A workshop on the ethics of communicating research findings for autism was hosted by Dr. Yudell, Dr. Craig Newschaffer, and the School of Public Health in 2009 at the National Constitution Center in Philadelphia.
The workgroup, funded by NIH and Autism Speaks, brought together a diverse group of autism stakeholders and identified four key areas for research on the ethics of communicating autism risk:
• The role of clinicians and autism service providers in disseminating findings
• The roles for researchers and the media in balancing the communication of scientific advances and continuing uncertainty
• Tailoring risk information to diverse populations and communities
• Best practices for disseminating research results on risk factors to study participants to disseminate results to study participants
Related work by Dr. Yudell includes funding from the U.S. Department of Health and Human Services to conduct research examining the challenges to ethical development and distribution of vaccines during public health emergencies.
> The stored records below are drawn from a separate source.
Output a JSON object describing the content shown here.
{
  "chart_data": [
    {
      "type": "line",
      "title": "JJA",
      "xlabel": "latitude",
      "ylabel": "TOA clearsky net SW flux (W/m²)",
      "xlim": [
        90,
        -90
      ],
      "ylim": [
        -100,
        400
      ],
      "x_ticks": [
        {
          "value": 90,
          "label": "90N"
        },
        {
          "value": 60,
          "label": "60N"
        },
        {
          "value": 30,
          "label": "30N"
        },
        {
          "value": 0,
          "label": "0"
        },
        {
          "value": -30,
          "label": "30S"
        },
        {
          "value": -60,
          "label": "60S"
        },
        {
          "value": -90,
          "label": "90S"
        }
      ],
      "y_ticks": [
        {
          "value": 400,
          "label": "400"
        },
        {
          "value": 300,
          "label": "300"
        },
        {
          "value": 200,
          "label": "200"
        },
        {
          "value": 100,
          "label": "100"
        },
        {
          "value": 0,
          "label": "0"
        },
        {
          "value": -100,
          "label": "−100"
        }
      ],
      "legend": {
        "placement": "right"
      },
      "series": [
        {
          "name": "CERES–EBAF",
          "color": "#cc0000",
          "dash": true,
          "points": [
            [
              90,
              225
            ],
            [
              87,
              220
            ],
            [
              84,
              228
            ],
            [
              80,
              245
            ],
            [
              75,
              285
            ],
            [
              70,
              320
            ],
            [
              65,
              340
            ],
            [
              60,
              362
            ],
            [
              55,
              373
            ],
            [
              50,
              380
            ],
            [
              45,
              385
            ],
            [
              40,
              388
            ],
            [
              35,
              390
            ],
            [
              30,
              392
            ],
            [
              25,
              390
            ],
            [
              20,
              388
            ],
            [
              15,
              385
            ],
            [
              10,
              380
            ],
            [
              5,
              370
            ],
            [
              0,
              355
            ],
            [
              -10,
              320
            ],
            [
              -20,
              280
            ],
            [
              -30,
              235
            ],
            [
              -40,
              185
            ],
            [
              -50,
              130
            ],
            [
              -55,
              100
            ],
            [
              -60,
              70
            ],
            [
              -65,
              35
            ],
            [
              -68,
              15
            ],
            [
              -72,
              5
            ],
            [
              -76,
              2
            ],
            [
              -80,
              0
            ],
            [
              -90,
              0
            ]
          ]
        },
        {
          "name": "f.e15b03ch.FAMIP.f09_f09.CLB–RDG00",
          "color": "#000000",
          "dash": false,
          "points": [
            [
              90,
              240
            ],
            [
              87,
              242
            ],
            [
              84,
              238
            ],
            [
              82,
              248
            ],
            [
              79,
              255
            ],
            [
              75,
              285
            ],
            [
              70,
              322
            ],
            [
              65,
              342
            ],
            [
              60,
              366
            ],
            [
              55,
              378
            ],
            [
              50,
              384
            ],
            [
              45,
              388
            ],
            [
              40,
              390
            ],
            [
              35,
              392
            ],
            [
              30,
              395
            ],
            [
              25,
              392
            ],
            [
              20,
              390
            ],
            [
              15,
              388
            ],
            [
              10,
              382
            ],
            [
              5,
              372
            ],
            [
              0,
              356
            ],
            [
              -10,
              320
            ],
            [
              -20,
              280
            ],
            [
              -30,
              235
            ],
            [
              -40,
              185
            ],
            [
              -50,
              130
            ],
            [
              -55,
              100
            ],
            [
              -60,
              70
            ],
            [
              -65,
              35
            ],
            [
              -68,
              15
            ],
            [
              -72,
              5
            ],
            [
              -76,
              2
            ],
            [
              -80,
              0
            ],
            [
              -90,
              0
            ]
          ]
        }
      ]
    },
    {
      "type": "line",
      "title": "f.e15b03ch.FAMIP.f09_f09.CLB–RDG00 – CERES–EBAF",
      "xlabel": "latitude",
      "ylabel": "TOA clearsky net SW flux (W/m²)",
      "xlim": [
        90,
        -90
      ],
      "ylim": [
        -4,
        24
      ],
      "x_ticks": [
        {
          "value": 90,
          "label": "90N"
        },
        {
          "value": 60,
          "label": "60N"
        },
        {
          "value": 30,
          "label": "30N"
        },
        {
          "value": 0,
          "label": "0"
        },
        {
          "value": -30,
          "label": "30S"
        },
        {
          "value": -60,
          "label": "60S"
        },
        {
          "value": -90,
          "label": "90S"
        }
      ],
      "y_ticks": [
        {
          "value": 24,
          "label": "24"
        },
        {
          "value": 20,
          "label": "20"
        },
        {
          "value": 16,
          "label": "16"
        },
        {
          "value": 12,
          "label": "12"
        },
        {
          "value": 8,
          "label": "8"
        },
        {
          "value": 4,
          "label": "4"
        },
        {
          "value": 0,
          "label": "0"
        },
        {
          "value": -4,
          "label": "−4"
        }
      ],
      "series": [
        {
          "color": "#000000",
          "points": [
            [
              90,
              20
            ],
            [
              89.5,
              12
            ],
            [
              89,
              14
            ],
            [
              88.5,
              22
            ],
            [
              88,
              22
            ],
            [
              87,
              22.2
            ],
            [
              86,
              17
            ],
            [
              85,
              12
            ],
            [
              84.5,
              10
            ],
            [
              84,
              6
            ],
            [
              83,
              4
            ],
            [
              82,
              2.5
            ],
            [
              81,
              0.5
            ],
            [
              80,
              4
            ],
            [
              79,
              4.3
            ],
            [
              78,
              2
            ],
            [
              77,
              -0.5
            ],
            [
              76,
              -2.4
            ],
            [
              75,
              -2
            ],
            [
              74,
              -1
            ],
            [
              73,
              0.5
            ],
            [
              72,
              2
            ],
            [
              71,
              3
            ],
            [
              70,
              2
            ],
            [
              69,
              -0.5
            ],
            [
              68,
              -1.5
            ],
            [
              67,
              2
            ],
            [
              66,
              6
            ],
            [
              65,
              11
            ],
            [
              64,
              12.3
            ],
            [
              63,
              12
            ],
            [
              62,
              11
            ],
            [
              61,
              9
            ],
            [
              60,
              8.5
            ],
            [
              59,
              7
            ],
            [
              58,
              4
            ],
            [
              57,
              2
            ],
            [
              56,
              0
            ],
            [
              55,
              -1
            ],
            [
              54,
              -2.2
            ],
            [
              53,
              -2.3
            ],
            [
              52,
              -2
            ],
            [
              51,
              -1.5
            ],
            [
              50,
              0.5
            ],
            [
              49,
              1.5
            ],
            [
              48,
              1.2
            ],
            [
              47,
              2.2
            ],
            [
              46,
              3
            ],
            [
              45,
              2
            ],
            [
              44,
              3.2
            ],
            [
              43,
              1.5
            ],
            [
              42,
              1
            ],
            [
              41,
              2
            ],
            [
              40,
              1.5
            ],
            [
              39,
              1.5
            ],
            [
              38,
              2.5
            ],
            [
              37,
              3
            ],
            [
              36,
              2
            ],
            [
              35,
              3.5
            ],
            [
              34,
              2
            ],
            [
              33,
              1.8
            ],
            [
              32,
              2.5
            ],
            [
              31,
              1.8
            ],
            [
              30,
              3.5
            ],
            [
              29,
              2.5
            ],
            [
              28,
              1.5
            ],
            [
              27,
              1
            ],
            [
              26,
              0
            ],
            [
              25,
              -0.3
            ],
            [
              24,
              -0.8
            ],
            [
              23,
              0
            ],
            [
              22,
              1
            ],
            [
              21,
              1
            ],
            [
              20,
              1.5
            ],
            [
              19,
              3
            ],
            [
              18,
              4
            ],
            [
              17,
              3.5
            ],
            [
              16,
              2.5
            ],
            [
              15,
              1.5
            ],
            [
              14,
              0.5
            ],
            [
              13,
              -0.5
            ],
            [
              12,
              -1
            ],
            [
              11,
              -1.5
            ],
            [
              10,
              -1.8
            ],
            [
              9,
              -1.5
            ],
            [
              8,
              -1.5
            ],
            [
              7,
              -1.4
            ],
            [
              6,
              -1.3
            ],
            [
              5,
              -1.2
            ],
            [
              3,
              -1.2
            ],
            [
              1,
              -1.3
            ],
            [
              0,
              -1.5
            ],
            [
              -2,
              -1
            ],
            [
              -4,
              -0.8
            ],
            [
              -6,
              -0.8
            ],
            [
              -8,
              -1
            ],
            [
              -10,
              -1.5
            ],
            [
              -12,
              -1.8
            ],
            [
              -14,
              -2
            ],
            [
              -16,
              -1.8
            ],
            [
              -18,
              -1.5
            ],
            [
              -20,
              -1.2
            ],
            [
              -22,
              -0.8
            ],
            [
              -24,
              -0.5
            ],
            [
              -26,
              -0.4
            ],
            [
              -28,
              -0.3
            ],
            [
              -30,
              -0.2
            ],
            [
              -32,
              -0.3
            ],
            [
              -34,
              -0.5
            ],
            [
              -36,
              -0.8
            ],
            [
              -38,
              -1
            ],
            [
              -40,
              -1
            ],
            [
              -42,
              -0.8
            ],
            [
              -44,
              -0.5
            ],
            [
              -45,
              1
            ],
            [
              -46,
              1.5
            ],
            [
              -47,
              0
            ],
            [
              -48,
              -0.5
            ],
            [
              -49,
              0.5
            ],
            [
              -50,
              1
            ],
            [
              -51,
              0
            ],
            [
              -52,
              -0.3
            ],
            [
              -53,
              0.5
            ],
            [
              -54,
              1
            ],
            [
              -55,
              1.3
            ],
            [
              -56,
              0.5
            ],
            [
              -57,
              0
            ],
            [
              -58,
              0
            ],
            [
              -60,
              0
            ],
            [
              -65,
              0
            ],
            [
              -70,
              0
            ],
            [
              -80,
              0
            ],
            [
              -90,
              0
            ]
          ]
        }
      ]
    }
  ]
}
This work explores how perceived conflicts of interest concerning vaccines may influence public response to information, interventions or recommendations. A workshop on the research and topic is slated for later this year. A similar workshop on the ethics of communicating research findings for autism was hosted by Dr. Yudell and the School of Public Health in 2009 at the National Constitution Center in Philadelphia.
“As health professionals, we owe it to the public we serve to define our values and to articulate governing ethics that will hold us all responsible for our actions,” said Dr. Yudell. As research moves forward, the challenge for researchers and their partners is to balance good by doing no harm in releasing research findings.